Le vice-président de la Fondation Jean-Jaurès Gérard Lindeperg, ancien numéro 2 du Parti socialiste et coordinateur national du courant rocardien, revient sur la personnalité de Michel Rocard.
Beaucoup d’émotion et de tristesse à l’annonce de la disparition de Michel Rocard. Lors de ma dernière rencontre il y a quelques semaines, j’avais observé l’atteinte du mal qui l’affaiblissait physiquement et qui contrastait avec la vivacité d’une intelligence toujours en éveil.
J’ai milité avec Rocard depuis 1960, date à laquelle nous avons fondé le PSU, et tout au long de ces années qui dépassent le demi-siècle, il n’a jamais déçu ceux qui l’ont suivi dans ses multiples combats.
Michel Rocard était à la fois attaché à l’histoire du socialisme et partisan de sa modernisation pour l’adapter aux mutations du monde. C’était un intellectuel qui aimait le débat d’idées et en même temps un homme politique qui avait la préoccupation des réalisations concrètes comme il a su le faire en inventant le RMI ou en créant la CSG qui permet aujourd’hui de financer notre protection sociale.

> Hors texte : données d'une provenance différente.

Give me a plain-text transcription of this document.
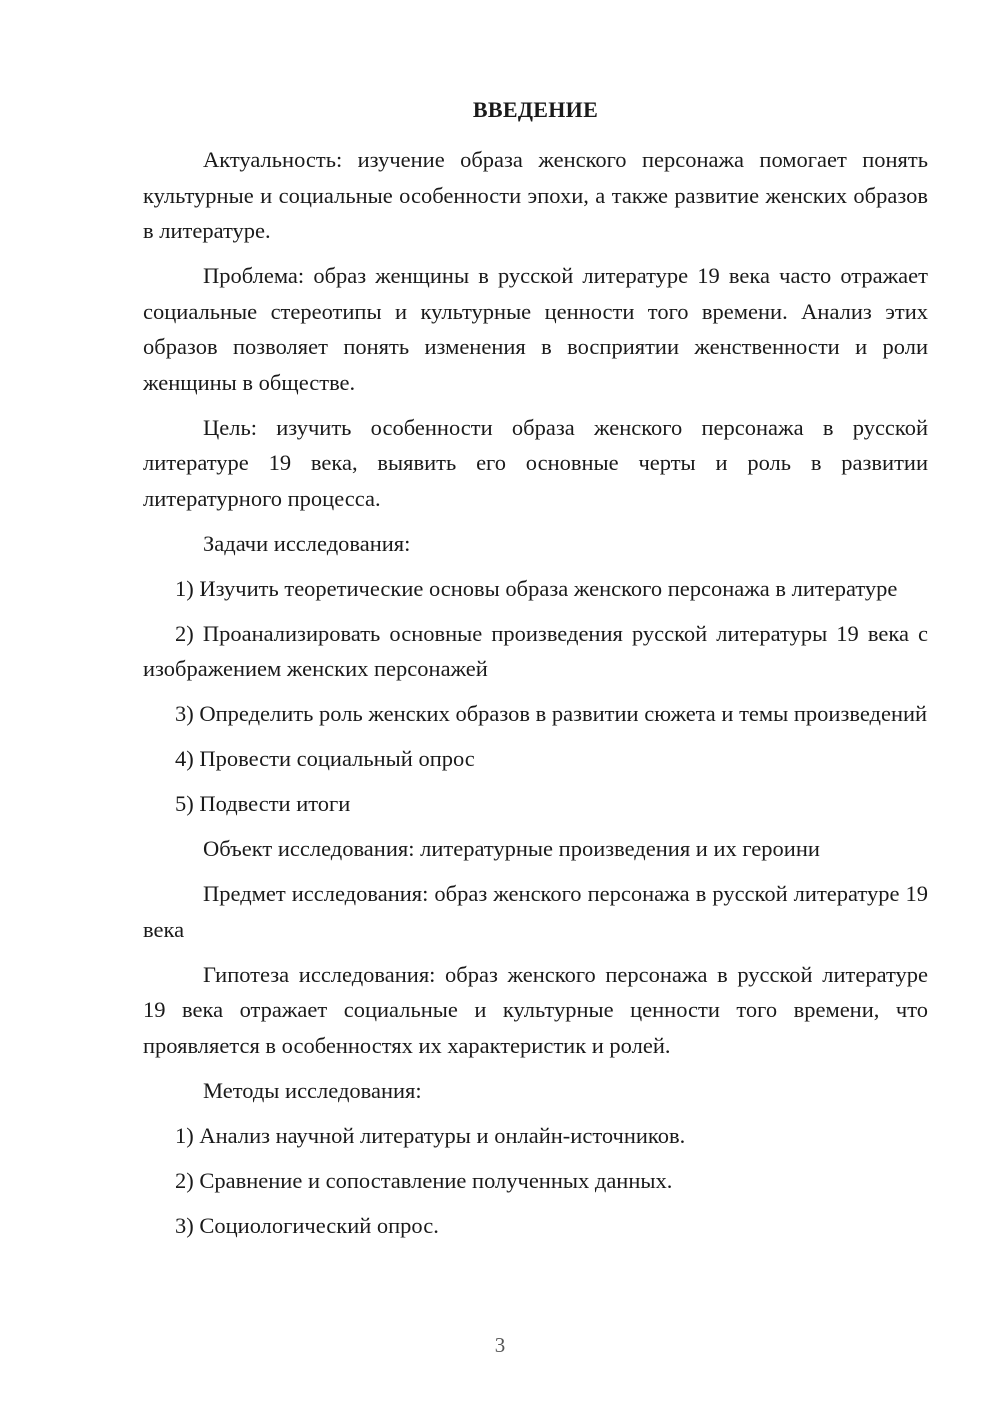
ВВЕДЕНИЕ

Актуальность: изучение образа женского персонажа помогает понять культурные и социальные особенности эпохи, а также развитие женских образов в литературе.

Проблема: образ женщины в русской литературе 19 века часто отражает социальные стереотипы и культурные ценности того времени. Анализ этих образов позволяет понять изменения в восприятии женственности и роли женщины в обществе.

Цель: изучить особенности образа женского персонажа в русской литературе 19 века, выявить его основные черты и роль в развитии литературного процесса.

Задачи исследования:

1) Изучить теоретические основы образа женского персонажа в литературе

2) Проанализировать основные произведения русской литературы 19 века с изображением женских персонажей

3) Определить роль женских образов в развитии сюжета и темы произведений

4) Провести социальный опрос

5) Подвести итоги

Объект исследования: литературные произведения и их героини

Предмет исследования: образ женского персонажа в русской литературе 19 века

Гипотеза исследования: образ женского персонажа в русской литературе 19 века отражает социальные и культурные ценности того времени, что проявляется в особенностях их характеристик и ролей.

Методы исследования:

1) Анализ научной литературы и онлайн-источников.

2) Сравнение и сопоставление полученных данных.

3) Социологический опрос.

3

Son combat contre les archaïsmes de la gauche française n’a pas toujours été compris par le Parti socialiste ; sous prétexte qu’il voulait « parler vrai » en refusant les promesses que l’on ne peut pas tenir, on a parfois voulu en faire un socialiste tiède alors que c’était un homme de gauche beaucoup plus authentique que la plupart de ses critiques.
Homme de conviction, Michel Rocard était éloigné de tout sectarisme et il a su dépasser les barrières partisanes lorsque l’intérêt de la France était en jeu. Humaniste et homme de dialogue, il a su nouer des contacts fructueux avec la société civile à travers les syndicats, les mutuelles, le monde associatif et coopératif. Partisan du compromis, il a réussi là où tous les autres avaient échoué en établissant une paix durable en Nouvelle Calédonie.
Au fil du temps et des événements, les faits ont tranché les débats des années 1980 en faveur des idées de Michel Rocard… mais que de temps perdu et d’occasions manquées ! Parmi les nombreux écrits des leaders socialistes qui ont succédé à Jaurès et Blum, ceux de Rocard sont sans doute ceux qui nous seront les plus utiles pour agir et préparer l’avenir.
J’ai rencontré Rocard pour la première fois dans la banlieue lyonnaise à l’occasion d’un stage de formation qu’il animait sous le pseudonyme de Georges Servet… pour ne pas trahir le jeune inspecteur des finances qui sortait de l’ENA. Il arpentait la salle en tous sens dans un nuage de fumée provoqué par les gauloises qu’il fumait l’une après l’autre ; nous étions subjugués par son intelligence et la nouveauté de son discours qui traçait les perspectives d’une nouvelle gauche. Depuis lors, je n’ai jamais vu vieillir Rocard qui est resté le même agitateur d’idées, mais aussi un homme simple et amical, proche des militants.
Rocard a donné par sa rigueur morale toutes ses lettres de noblesse à la politique. Ce fut pour moi un plaisir et un honneur de travailler à ses côtés.